It may be an infant, but that doesn’t mean it’s small. Researchers have discovered a new ‘baby’ planet, at least twice the size of Jupiter, carving a path through a stellar nursery.
Astrophysicists from Monash University have used the ALMA telescope in Chile to discover a ‘baby’ planet inside a protoplanetary disc. But despite being a youngster, this infant is still between two to three times the mass of Jupiter — the most massive planet in our solar system.
The giant ‘baby’ was found inside in the middle of a gap in the gas and dust that forms the planet-forming disc around the young star HD97048. The study — published in Nature Astronomy — is the first to provide an origin of these gaps in protoplanetary discs — also known as ‘stellar nurseries’ because they act as the birthplaces for planets— which have thus far puzzled astronomers.
“The origin of these gaps has been the subject of much debate,” says the study’s lead author, Dr Christophe Pinte, an ARC Future Fellow at the Monash School of Physics and Astronomy. “Now we have the first direct evidence that a baby planet is responsible for carving one of these gaps in the disc of dust and gas swirling around the young star.”
The team discovered the new planet by mapping the flow of gas around HD97048 — a young star not yet on the main sequence, which sits in the constellation Chamaeleon located over 600 light-years from Earth.
Observing the flow in this material, the team hunted for areas in which the flow was disturbed, in a similar way to disturbance a submerged rock would cause in a stream flowing over it.

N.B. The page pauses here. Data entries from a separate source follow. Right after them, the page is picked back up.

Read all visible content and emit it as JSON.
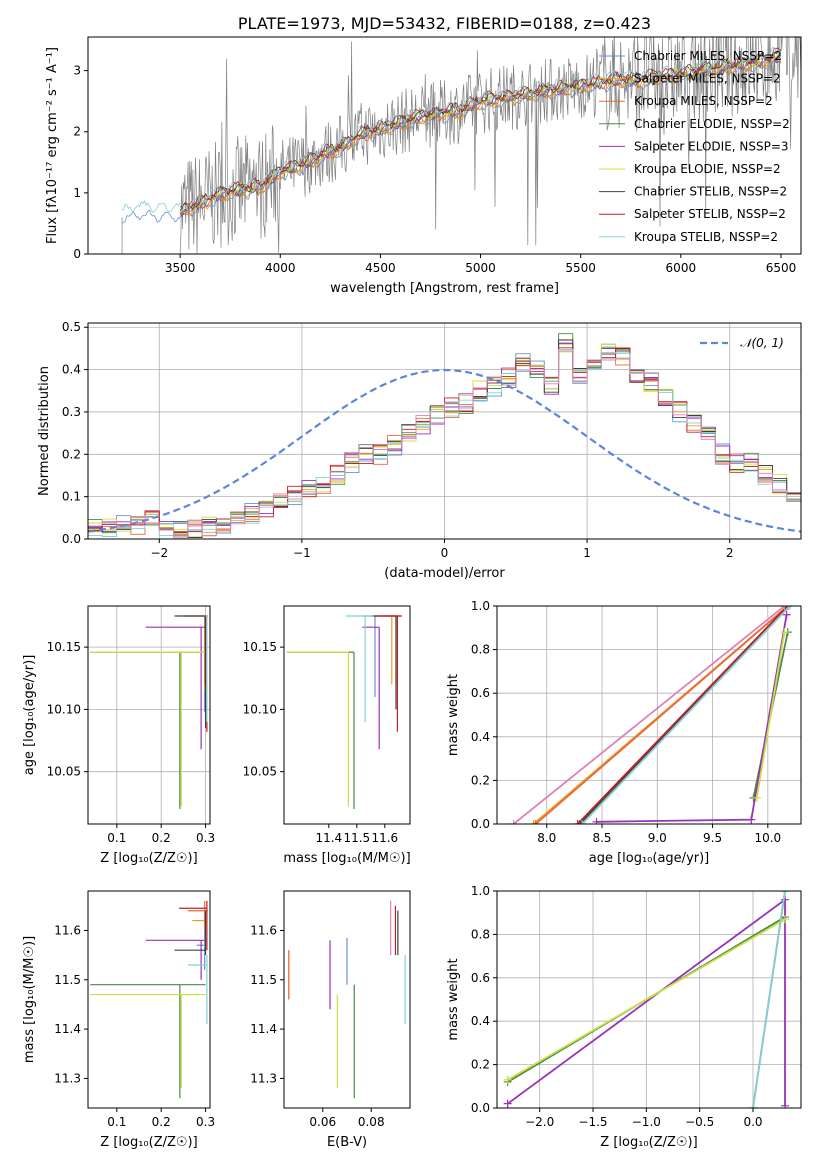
{
  "chart_data": [
    {
      "type": "line",
      "title": "PLATE=1973, MJD=53432, FIBERID=0188, z=0.423",
      "xlabel": "wavelength [Angstrom, rest frame]",
      "ylabel": "Flux [$f_\\lambda 10^{-17}$ erg cm$^{-2}$ s$^{-1}$ A$^{-1}$]",
      "ylabel_display": "Flux [fλ10⁻¹⁷ erg cm⁻² s⁻¹ A⁻¹]",
      "xlim": [
        3040,
        6600
      ],
      "ylim": [
        0,
        3.55
      ],
      "xticks": [
        3500,
        4000,
        4500,
        5000,
        5500,
        6000,
        6500
      ],
      "yticks": [
        0,
        1,
        2,
        3
      ],
      "legend_loc": "upper right",
      "series": [
        {
          "name": "Chabrier MILES, N$_{SSP}$=2",
          "display": "Chabrier MILES, NSSP=2",
          "color": "#6a8fd8"
        },
        {
          "name": "Salpeter MILES, N$_{SSP}$=2",
          "display": "Salpeter MILES, NSSP=2",
          "color": "#e8a020"
        },
        {
          "name": "Kroupa MILES, N$_{SSP}$=2",
          "display": "Kroupa MILES, NSSP=2",
          "color": "#e86a3a"
        },
        {
          "name": "Chabrier ELODIE, N$_{SSP}$=2",
          "display": "Chabrier ELODIE, NSSP=2",
          "color": "#4a8a4a"
        },
        {
          "name": "Salpeter ELODIE, N$_{SSP}$=3",
          "display": "Salpeter ELODIE, NSSP=3",
          "color": "#9a30b8"
        },
        {
          "name": "Kroupa ELODIE, N$_{SSP}$=2",
          "display": "Kroupa ELODIE, NSSP=2",
          "color": "#c8e040"
        },
        {
          "name": "Chabrier STELIB, N$_{SSP}$=2",
          "display": "Chabrier STELIB, NSSP=2",
          "color": "#404040"
        },
        {
          "name": "Salpeter STELIB, N$_{SSP}$=2",
          "display": "Salpeter STELIB, NSSP=2",
          "color": "#c02020"
        },
        {
          "name": "Kroupa STELIB, N$_{SSP}$=2",
          "display": "Kroupa STELIB, NSSP=2",
          "color": "#80d0d8"
        }
      ],
      "model_continuum": {
        "x": [
          3200,
          3300,
          3400,
          3500,
          3600,
          3700,
          3800,
          3900,
          4000,
          4100,
          4200,
          4300,
          4400,
          4500,
          4600,
          4700,
          4800,
          4900,
          5000,
          5100,
          5200,
          5300,
          5400,
          5500,
          5600,
          5700,
          5800,
          5900,
          6000,
          6100,
          6200,
          6300,
          6400,
          6500
        ],
        "y": [
          0.63,
          0.72,
          0.68,
          0.7,
          0.82,
          0.98,
          1.05,
          1.1,
          1.35,
          1.45,
          1.6,
          1.75,
          1.95,
          2.05,
          2.15,
          2.25,
          2.3,
          2.35,
          2.5,
          2.55,
          2.6,
          2.65,
          2.7,
          2.75,
          2.8,
          2.85,
          2.85,
          2.9,
          2.95,
          3.0,
          3.05,
          3.1,
          3.15,
          3.25
        ]
      },
      "observed_color": "#808080"
    },
    {
      "type": "step",
      "xlabel": "(data-model)/error",
      "ylabel": "Normed distribution",
      "xlim": [
        -2.5,
        2.5
      ],
      "ylim": [
        0,
        0.51
      ],
      "xticks": [
        -2,
        -1,
        0,
        1,
        2
      ],
      "yticks": [
        0.0,
        0.1,
        0.2,
        0.3,
        0.4,
        0.5
      ],
      "legend_loc": "upper right",
      "reference": {
        "name": "$\\mathcal{N}(0,1)$",
        "display": "𝒩(0, 1)",
        "color": "#5b87d6"
      },
      "bin_edges_start": -2.5,
      "bin_width": 0.1,
      "base_values": [
        0.025,
        0.03,
        0.04,
        0.03,
        0.045,
        0.02,
        0.02,
        0.025,
        0.03,
        0.03,
        0.05,
        0.06,
        0.07,
        0.09,
        0.1,
        0.12,
        0.13,
        0.15,
        0.18,
        0.2,
        0.2,
        0.22,
        0.25,
        0.27,
        0.29,
        0.31,
        0.32,
        0.35,
        0.36,
        0.38,
        0.42,
        0.4,
        0.36,
        0.46,
        0.39,
        0.41,
        0.44,
        0.43,
        0.39,
        0.37,
        0.33,
        0.3,
        0.27,
        0.24,
        0.2,
        0.18,
        0.18,
        0.15,
        0.13,
        0.1,
        0.1
      ]
    },
    {
      "type": "scatter",
      "xlabel": "Z [log$_{10}$($Z/Z_\\odot$)]",
      "xlabel_display": "Z [log₁₀(Z/Z☉)]",
      "ylabel": "age  [log$_{10}$($age/yr$)]",
      "ylabel_display": "age  [log₁₀(age/yr)]",
      "xlim": [
        0.035,
        0.31
      ],
      "ylim": [
        10.008,
        10.183
      ],
      "xticks": [
        0.1,
        0.2,
        0.3
      ],
      "yticks": [
        10.05,
        10.1,
        10.15
      ],
      "series": [
        {
          "color": "#6a8fd8",
          "x": 0.298,
          "y": 10.175,
          "xerr": [
            0.298,
            0.298
          ],
          "yerr": [
            10.098,
            10.175
          ]
        },
        {
          "color": "#e8a020",
          "x": 0.298,
          "y": 10.175,
          "xerr": [
            0.25,
            0.298
          ],
          "yerr": [
            10.115,
            10.175
          ]
        },
        {
          "color": "#e86a3a",
          "x": 0.298,
          "y": 10.175,
          "xerr": [
            0.255,
            0.305
          ],
          "yerr": [
            10.12,
            10.175
          ]
        },
        {
          "color": "#4a8a4a",
          "x": 0.242,
          "y": 10.146,
          "xerr": [
            0.04,
            0.3
          ],
          "yerr": [
            10.02,
            10.146
          ]
        },
        {
          "color": "#9a30b8",
          "x": 0.29,
          "y": 10.166,
          "xerr": [
            0.165,
            0.3
          ],
          "yerr": [
            10.068,
            10.166
          ]
        },
        {
          "color": "#c8e040",
          "x": 0.245,
          "y": 10.146,
          "xerr": [
            0.04,
            0.3
          ],
          "yerr": [
            10.022,
            10.146
          ]
        },
        {
          "color": "#404040",
          "x": 0.3,
          "y": 10.175,
          "xerr": [
            0.23,
            0.3
          ],
          "yerr": [
            10.085,
            10.175
          ]
        },
        {
          "color": "#c02020",
          "x": 0.303,
          "y": 10.175,
          "xerr": [
            0.3,
            0.305
          ],
          "yerr": [
            10.082,
            10.175
          ]
        },
        {
          "color": "#80d0d8",
          "x": 0.303,
          "y": 10.175,
          "xerr": [
            0.3,
            0.305
          ],
          "yerr": [
            10.09,
            10.175
          ]
        }
      ]
    },
    {
      "type": "scatter",
      "xlabel": "mass [log$_{10}$($M/M_\\odot$)]",
      "xlabel_display": "mass [log₁₀(M/M☉)]",
      "xlim": [
        11.24,
        11.69
      ],
      "ylim": [
        10.008,
        10.183
      ],
      "xticks": [
        11.4,
        11.5,
        11.6
      ],
      "yticks": [
        10.05,
        10.1,
        10.15
      ],
      "series": [
        {
          "color": "#6a8fd8",
          "x": 11.565,
          "y": 10.175,
          "xerr": [
            11.52,
            11.6
          ],
          "yerr": [
            10.11,
            10.175
          ]
        },
        {
          "color": "#e8a020",
          "x": 11.625,
          "y": 10.175,
          "xerr": [
            11.6,
            11.66
          ],
          "yerr": [
            10.12,
            10.175
          ]
        },
        {
          "color": "#e86a3a",
          "x": 11.64,
          "y": 10.175,
          "xerr": [
            11.6,
            11.66
          ],
          "yerr": [
            10.12,
            10.175
          ]
        },
        {
          "color": "#4a8a4a",
          "x": 11.49,
          "y": 10.146,
          "xerr": [
            11.25,
            11.49
          ],
          "yerr": [
            10.02,
            10.146
          ]
        },
        {
          "color": "#9a30b8",
          "x": 11.58,
          "y": 10.166,
          "xerr": [
            11.52,
            11.58
          ],
          "yerr": [
            10.068,
            10.166
          ]
        },
        {
          "color": "#c8e040",
          "x": 11.47,
          "y": 10.146,
          "xerr": [
            11.25,
            11.47
          ],
          "yerr": [
            10.022,
            10.146
          ]
        },
        {
          "color": "#404040",
          "x": 11.64,
          "y": 10.175,
          "xerr": [
            11.55,
            11.64
          ],
          "yerr": [
            10.1,
            10.175
          ]
        },
        {
          "color": "#c02020",
          "x": 11.645,
          "y": 10.175,
          "xerr": [
            11.56,
            11.66
          ],
          "yerr": [
            10.082,
            10.175
          ]
        },
        {
          "color": "#80d0d8",
          "x": 11.53,
          "y": 10.175,
          "xerr": [
            11.46,
            11.56
          ],
          "yerr": [
            10.09,
            10.175
          ]
        }
      ]
    },
    {
      "type": "line",
      "xlabel": "age  [log$_{10}$($age/yr$)]",
      "xlabel_display": "age  [log₁₀(age/yr)]",
      "ylabel": "mass weight",
      "xlim": [
        7.55,
        10.3
      ],
      "ylim": [
        0,
        1
      ],
      "xticks": [
        8.0,
        8.5,
        9.0,
        9.5,
        10.0
      ],
      "yticks": [
        0.0,
        0.2,
        0.4,
        0.6,
        0.8,
        1.0
      ],
      "series": [
        {
          "color": "#6a8fd8",
          "x": [
            8.32,
            10.18
          ],
          "y": [
            0.0,
            1.0
          ]
        },
        {
          "color": "#e8a020",
          "x": [
            7.88,
            10.18
          ],
          "y": [
            0.0,
            1.0
          ]
        },
        {
          "color": "#e86a3a",
          "x": [
            7.9,
            10.18
          ],
          "y": [
            0.0,
            1.0
          ]
        },
        {
          "color": "#4a8a4a",
          "x": [
            9.87,
            10.18
          ],
          "y": [
            0.12,
            0.88
          ]
        },
        {
          "color": "#9a30b8",
          "x": [
            8.45,
            9.85,
            10.17
          ],
          "y": [
            0.01,
            0.02,
            0.96
          ]
        },
        {
          "color": "#c8e040",
          "x": [
            9.9,
            10.15
          ],
          "y": [
            0.12,
            0.88
          ]
        },
        {
          "color": "#404040",
          "x": [
            8.3,
            10.18
          ],
          "y": [
            0.0,
            1.0
          ]
        },
        {
          "color": "#c02020",
          "x": [
            8.28,
            10.18
          ],
          "y": [
            0.0,
            1.0
          ]
        },
        {
          "color": "#80d0d8",
          "x": [
            8.32,
            10.2
          ],
          "y": [
            0.0,
            1.0
          ]
        },
        {
          "color": "#e080b8",
          "x": [
            7.7,
            10.15
          ],
          "y": [
            0.0,
            1.0
          ]
        }
      ]
    },
    {
      "type": "scatter",
      "xlabel": "Z [log$_{10}$($Z/Z_\\odot$)]",
      "xlabel_display": "Z [log₁₀(Z/Z☉)]",
      "ylabel": "mass [log$_{10}$($M/M_\\odot$)]",
      "ylabel_display": "mass [log₁₀(M/M☉)]",
      "xlim": [
        0.035,
        0.31
      ],
      "ylim": [
        11.24,
        11.68
      ],
      "xticks": [
        0.1,
        0.2,
        0.3
      ],
      "yticks": [
        11.3,
        11.4,
        11.5,
        11.6
      ],
      "series": [
        {
          "color": "#6a8fd8",
          "x": 0.298,
          "y": 11.57,
          "xerr": [
            0.28,
            0.298
          ],
          "yerr": [
            11.52,
            11.6
          ]
        },
        {
          "color": "#e8a020",
          "x": 0.298,
          "y": 11.62,
          "xerr": [
            0.27,
            0.298
          ],
          "yerr": [
            11.6,
            11.64
          ]
        },
        {
          "color": "#e86a3a",
          "x": 0.298,
          "y": 11.64,
          "xerr": [
            0.26,
            0.305
          ],
          "yerr": [
            11.6,
            11.66
          ]
        },
        {
          "color": "#4a8a4a",
          "x": 0.242,
          "y": 11.49,
          "xerr": [
            0.04,
            0.3
          ],
          "yerr": [
            11.26,
            11.49
          ]
        },
        {
          "color": "#9a30b8",
          "x": 0.29,
          "y": 11.58,
          "xerr": [
            0.165,
            0.298
          ],
          "yerr": [
            11.5,
            11.58
          ]
        },
        {
          "color": "#c8e040",
          "x": 0.245,
          "y": 11.47,
          "xerr": [
            0.04,
            0.3
          ],
          "yerr": [
            11.28,
            11.47
          ]
        },
        {
          "color": "#404040",
          "x": 0.3,
          "y": 11.56,
          "xerr": [
            0.23,
            0.3
          ],
          "yerr": [
            11.55,
            11.64
          ]
        },
        {
          "color": "#c02020",
          "x": 0.303,
          "y": 11.645,
          "xerr": [
            0.24,
            0.303
          ],
          "yerr": [
            11.56,
            11.66
          ]
        },
        {
          "color": "#80d0d8",
          "x": 0.303,
          "y": 11.53,
          "xerr": [
            0.26,
            0.303
          ],
          "yerr": [
            11.41,
            11.55
          ]
        }
      ]
    },
    {
      "type": "scatter",
      "xlabel": "E(B-V)",
      "xlim": [
        0.044,
        0.096
      ],
      "ylim": [
        11.24,
        11.68
      ],
      "xticks": [
        0.06,
        0.08
      ],
      "yticks": [
        11.3,
        11.4,
        11.5,
        11.6
      ],
      "series": [
        {
          "color": "#6a8fd8",
          "x": 0.07,
          "y": 11.53,
          "yerr": [
            11.49,
            11.585
          ]
        },
        {
          "color": "#e8a020",
          "x": 0.046,
          "y": 11.51,
          "yerr": [
            11.46,
            11.56
          ]
        },
        {
          "color": "#e86a3a",
          "x": 0.046,
          "y": 11.5,
          "yerr": [
            11.46,
            11.56
          ]
        },
        {
          "color": "#4a8a4a",
          "x": 0.073,
          "y": 11.4,
          "yerr": [
            11.26,
            11.49
          ]
        },
        {
          "color": "#9a30b8",
          "x": 0.063,
          "y": 11.5,
          "yerr": [
            11.44,
            11.58
          ]
        },
        {
          "color": "#c8e040",
          "x": 0.066,
          "y": 11.38,
          "yerr": [
            11.28,
            11.47
          ]
        },
        {
          "color": "#404040",
          "x": 0.091,
          "y": 11.6,
          "yerr": [
            11.55,
            11.64
          ]
        },
        {
          "color": "#c02020",
          "x": 0.09,
          "y": 11.6,
          "yerr": [
            11.55,
            11.65
          ]
        },
        {
          "color": "#80d0d8",
          "x": 0.094,
          "y": 11.47,
          "yerr": [
            11.41,
            11.55
          ]
        },
        {
          "color": "#e080b8",
          "x": 0.088,
          "y": 11.6,
          "yerr": [
            11.55,
            11.66
          ]
        }
      ]
    },
    {
      "type": "line",
      "xlabel": "Z [log$_{10}$($Z/Z_\\odot$)]",
      "xlabel_display": "Z [log₁₀(Z/Z☉)]",
      "ylabel": "mass weight",
      "xlim": [
        -2.4,
        0.45
      ],
      "ylim": [
        0,
        1
      ],
      "xticks": [
        -2.0,
        -1.5,
        -1.0,
        -0.5,
        0.0
      ],
      "yticks": [
        0.0,
        0.2,
        0.4,
        0.6,
        0.8,
        1.0
      ],
      "series": [
        {
          "color": "#6a8fd8",
          "x": [
            0.0,
            0.3
          ],
          "y": [
            0.0,
            1.0
          ]
        },
        {
          "color": "#e8a020",
          "x": [
            0.0,
            0.3
          ],
          "y": [
            0.0,
            1.0
          ]
        },
        {
          "color": "#4a8a4a",
          "x": [
            -2.3,
            0.3
          ],
          "y": [
            0.12,
            0.88
          ]
        },
        {
          "color": "#9a30b8",
          "x": [
            -2.3,
            0.3,
            0.3
          ],
          "y": [
            0.02,
            0.96,
            0.01
          ]
        },
        {
          "color": "#c8e040",
          "x": [
            -2.3,
            0.3
          ],
          "y": [
            0.13,
            0.87
          ]
        },
        {
          "color": "#80d0d8",
          "x": [
            0.0,
            0.3
          ],
          "y": [
            0.0,
            1.0
          ]
        }
      ]
    }
  ]
}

They were able to ascertain the planet’s size by recreating this ‘bump’ or ‘kink’ in the flow using computer models.
Using the same method of locating ‘bumps’ in gas flow around young stars, the team previously discovered a similar new ‘baby’ planet around another young star roughly a year ago. Those findings were published in the Astrophysical Journal Letters.
That initial discovery — found in the stellar nursery around HD163296 360 light-years from Earth — was the first of its kind and provided a ‘missing link’ in scientists understanding of planet formation.
These two studies add to what is only a small collection of known ‘baby’ planets.
“There is a lot of debate about whether baby planets are really responsible for causing these gaps,” says Associate Professor Daniel Price, the study’s co-author and Future Fellow at the school. “Our study establishes for the first time a firm link between baby planets and the gaps seen in discs around young stars.”